Working Harder is not Better
Are you getting exhausted by your work? It’s time to ask yourself why. Simply working fewer hours is not the answer.
Instead, ask yourself:
Are you using work to buffer yourself against boredom, or so you don’t have to face difficult personal realities in your life?
Work is one of the most socially acceptable forms of numbing yourself. It’s an easy way to fill a void, and to avoid. Be honest with yourself if that’s what you’re doing.
How can you tell if you’re using work to buffer?
Try setting aside time to get completely unplugged. Take off an afternoon, or a day or two and see what happens. Try just being with yourself in a quiet space with no devices. Stop responding to e-mails, don’t pick up the phone, and cancel meetings where you mistake activity for productivity.
What happens? If you find you’re restless or anxious, or your mind starts racing, maybe you are using work to distract yourself. You may be using work to fill a sense of emptiness.
Are you stagnating, even though you’re working long hours?
Are you spending long hours in the same rut, convincing yourself you’re being productive, even though you’re not creating anything new? How can you tell if you’re on a hamster wheel instead of producing?
If you’re not putting yourself into situations where you feel really uncomfortable, where fear and anxiety creep up, that means you’re doing what’s familiar. You can’t change your business or yourself if you keep doing the same old thing. The only way to grow and develop is to do new things in new ways. And that is supposed to feel uncomfortable.
Stop the stagnation by setting a big goal.
The best way to fully engage is to set a big, impossible goal you love, but one you’re not sure you can achieve.

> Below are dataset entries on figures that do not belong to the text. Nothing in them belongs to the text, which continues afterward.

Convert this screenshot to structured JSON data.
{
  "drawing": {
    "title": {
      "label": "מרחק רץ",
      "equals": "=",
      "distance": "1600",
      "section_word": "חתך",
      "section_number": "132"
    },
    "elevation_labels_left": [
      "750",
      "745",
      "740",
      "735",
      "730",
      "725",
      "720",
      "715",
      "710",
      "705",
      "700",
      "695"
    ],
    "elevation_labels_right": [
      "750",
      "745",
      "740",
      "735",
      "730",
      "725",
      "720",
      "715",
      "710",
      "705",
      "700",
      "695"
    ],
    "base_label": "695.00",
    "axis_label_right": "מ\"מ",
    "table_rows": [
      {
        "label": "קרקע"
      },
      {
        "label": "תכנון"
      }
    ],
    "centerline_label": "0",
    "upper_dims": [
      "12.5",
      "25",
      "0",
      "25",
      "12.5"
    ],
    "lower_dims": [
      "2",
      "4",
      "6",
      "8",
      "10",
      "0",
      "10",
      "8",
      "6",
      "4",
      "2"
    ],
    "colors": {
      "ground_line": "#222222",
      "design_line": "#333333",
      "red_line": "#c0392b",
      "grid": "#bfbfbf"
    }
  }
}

Why? It’s the figuring it out that will make you feel most alive. But that’s also what will bring on the negative emotions, like fear, embarrassment, doubt and lots of other gremlins. When those feelings come up, it’s the best sign that you’re on a path that will stretch you and allow you to live up to your full potential.

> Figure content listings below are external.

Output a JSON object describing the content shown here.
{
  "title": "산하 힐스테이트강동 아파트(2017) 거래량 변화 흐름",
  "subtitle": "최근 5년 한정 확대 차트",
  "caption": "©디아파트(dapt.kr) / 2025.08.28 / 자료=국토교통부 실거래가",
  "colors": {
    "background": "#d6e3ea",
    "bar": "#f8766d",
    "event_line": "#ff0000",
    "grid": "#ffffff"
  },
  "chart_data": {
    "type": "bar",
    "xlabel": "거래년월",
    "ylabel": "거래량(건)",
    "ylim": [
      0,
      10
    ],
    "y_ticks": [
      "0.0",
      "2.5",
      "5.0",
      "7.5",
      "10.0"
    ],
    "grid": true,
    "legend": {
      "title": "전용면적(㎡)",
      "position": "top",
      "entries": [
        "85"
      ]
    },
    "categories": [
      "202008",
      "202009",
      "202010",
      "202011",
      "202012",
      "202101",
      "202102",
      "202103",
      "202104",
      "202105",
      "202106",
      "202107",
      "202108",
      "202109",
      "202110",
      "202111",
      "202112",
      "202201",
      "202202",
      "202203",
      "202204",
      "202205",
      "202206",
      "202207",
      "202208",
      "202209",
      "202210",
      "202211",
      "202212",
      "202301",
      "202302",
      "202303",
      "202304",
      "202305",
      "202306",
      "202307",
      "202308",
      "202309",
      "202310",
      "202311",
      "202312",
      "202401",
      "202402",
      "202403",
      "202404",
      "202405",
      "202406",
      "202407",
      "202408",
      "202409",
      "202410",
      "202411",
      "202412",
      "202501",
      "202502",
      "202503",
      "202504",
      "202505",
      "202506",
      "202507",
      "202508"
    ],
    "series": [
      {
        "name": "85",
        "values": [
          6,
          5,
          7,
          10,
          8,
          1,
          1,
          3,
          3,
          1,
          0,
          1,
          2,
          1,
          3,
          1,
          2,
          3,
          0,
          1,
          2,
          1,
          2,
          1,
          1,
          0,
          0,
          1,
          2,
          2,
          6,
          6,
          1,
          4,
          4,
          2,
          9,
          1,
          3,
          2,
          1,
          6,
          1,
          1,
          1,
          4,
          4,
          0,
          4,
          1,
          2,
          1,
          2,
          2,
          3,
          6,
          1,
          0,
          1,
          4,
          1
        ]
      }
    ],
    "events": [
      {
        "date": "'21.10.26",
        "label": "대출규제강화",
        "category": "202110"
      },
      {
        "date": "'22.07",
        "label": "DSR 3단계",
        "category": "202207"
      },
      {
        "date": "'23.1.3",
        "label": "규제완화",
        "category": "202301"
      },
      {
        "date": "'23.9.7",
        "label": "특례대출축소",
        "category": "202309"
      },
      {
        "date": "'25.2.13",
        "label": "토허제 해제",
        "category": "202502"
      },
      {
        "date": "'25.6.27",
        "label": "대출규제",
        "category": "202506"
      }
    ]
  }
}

Note that none of these questions is about the hours. It’s about how you’re engaging with your work, and whether you’re putting your full self into what you do.
Working longer is not working better, so don’t measure your output in hours.
Instead, ask yourself:
Are you avoiding difficult things by using work as a shield?
And are you truly producing by allowing the negative emotions that come with doing something new and hard and great?
If you approach it with these criteria in mind, the hours won’t matter.